Jermsak Pinthong | |
Native Name: | เจิมศักดิ์ ปิ่นทอง |
Native Name Lang: | th |
Birth Date: | 1950 11, df=y |
Birth Place: | San Chao Rong Thong, Ang Thong, Thailand |
Yearsactive: | 1972–present |
Named Professor | |
Spouse: | Jitriya Pinthong |
Children: | Jaree Pinthong (only daughter) |
Jermsak Pinthong (Thai: เจิมศักดิ์ ปิ่นทอง; born November 3, 1950, in Ang Thong province) is an independent economist, politics and economy TV host, and political critic.
Pinthong was born at San Chao Rong Thong quarter along the Noi river in Ang Thong province, central region.[1] His family was poor, his father was a local teacher who died when he was three years old.

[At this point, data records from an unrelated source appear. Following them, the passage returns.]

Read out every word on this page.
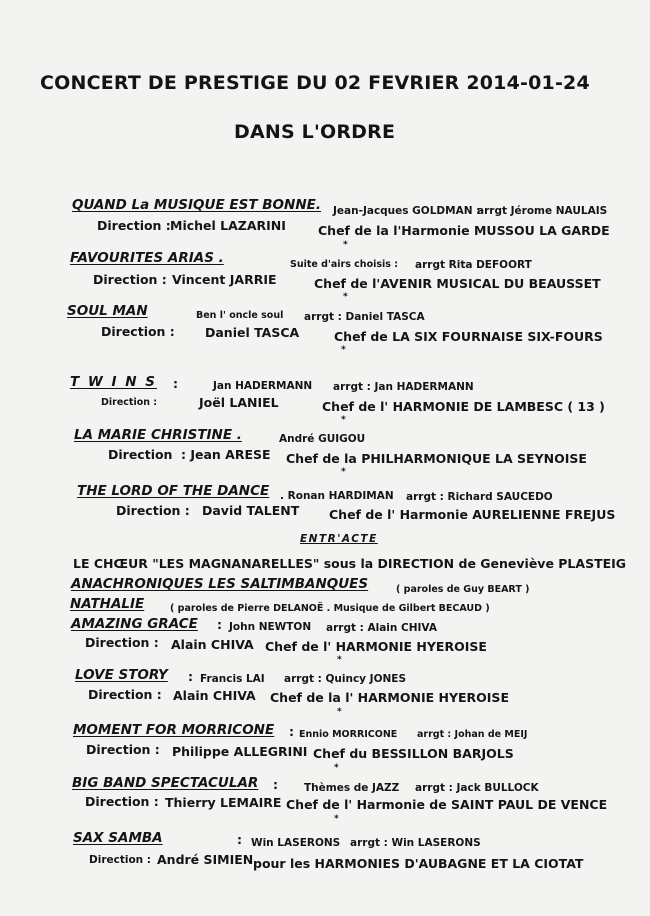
CONCERT DE PRESTIGE DU 02 FEVRIER 2014-01-24
DANS L'ORDRE
QUAND La MUSIQUE EST BONNE. Jean-Jacques GOLDMAN :
arrgt Jérome NAULAIS
Direction : Michel LAZARINI	Chef de la l'Harmonie MUSSOU LA GARDE
*
FAVOURITES ARIAS .	Suite d'airs choisis : arrgt Rita DEFOORT
Direction : Vincent JARRIE	Chef de l'AVENIR MUSICAL DU BEAUSSET
*
SOUL MAN	Ben l' oncle soul arrgt : Daniel TASCA
Direction : Daniel TASCA	Chef de LA SIX FOURNAISE SIX-FOURS
*
T W I N S :	Jan HADERMANN arrgt : Jan HADERMANN
Direction :	Joël LANIEL	Chef de l' HARMONIE DE LAMBESC ( 13 )
*
LA MARIE CHRISTINE .	André GUIGOU
Direction : Jean ARESE Chef de la PHILHARMONIQUE LA SEYNOISE
*
THE LORD OF THE DANCE . Ronan HARDIMAN arrgt : Richard SAUCEDO
Direction : David TALENT Chef de l' Harmonie AURELIENNE FREJUS
ENTR'ACTE
LE CHŒUR "LES MAGNANARELLES" sous la DIRECTION de Geneviève PLASTEIG
ANACHRONIQUES LES SALTIMBANQUES	( paroles de Guy BEART )
NATHALIE	( paroles de Pierre DELANOË . Musique de Gilbert BECAUD )
AMAZING GRACE : John NEWTON arrgt : Alain CHIVA
Direction : Alain CHIVA Chef de l' HARMONIE HYEROISE
*
LOVE STORY : Francis LAI arrgt : Quincy JONES
Direction : Alain CHIVA Chef de la l' HARMONIE HYEROISE
*
MOMENT FOR MORRICONE : Ennio MORRICONE arrgt : Johan de MEIJ
Direction : Philippe ALLEGRINI Chef du BESSILLON BARJOLS
*
BIG BAND SPECTACULAR : Thèmes de JAZZ arrgt : Jack BULLOCK
Direction : Thierry LEMAIRE Chef de l' Harmonie de SAINT PAUL DE VENCE
*
SAX SAMBA	: Win LASERONS arrgt : Win LASERONS
Direction : André SIMIEN pour les HARMONIES D'AUBAGNE ET LA CIOTAT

His mother was a Chinese immigrant trader who lived in Thailand as a child.
Pinthong graduated from Amnuay Silpa and Triam Udom Suksa Schools, graduated with a bachelor's and master's degree (first class honours) from Faculty of Economics, Thammasat University and received a PhD in Agricultural Economics from Stanford University, USA.
He used to be a lecturer at the Faculty of Economics, Thammasat University contemporary with Abhisit Vejjajiva, the 27th prime minister and the 7th Democrat Party leader. Besides teaching, he also does research on countryside. On Saturday - Sunday he often travels to remote rural areas to collect data and study the local economy.
He is widely known as the host of Mong Tang Mum (มองต่างมุม, "different perspectives") on Channel 11 (now NBT) since 1991, a television program that allows participants to freely criticize the government or society, as well as many more in the same genre on Channel 9 and ASTV in the 1990s and 2020s.
Politically, he participated in the October 14 Event in 1973 while he was a Thammasat academic and joint with the People's Alliance for Democracy (PAD) or Yellow Shirts in 2006 and 2008, with the People's Democratic Reform Committee (PDRC) in 2013–14.
Pinthong was elected as a Bangkok senator from the first senator election of Thailand in 2000 according to the 1997 constitution, he won the third place in the vote.[2] In 2020 he was appointed chairman of the Thai PBS board of governors.[3]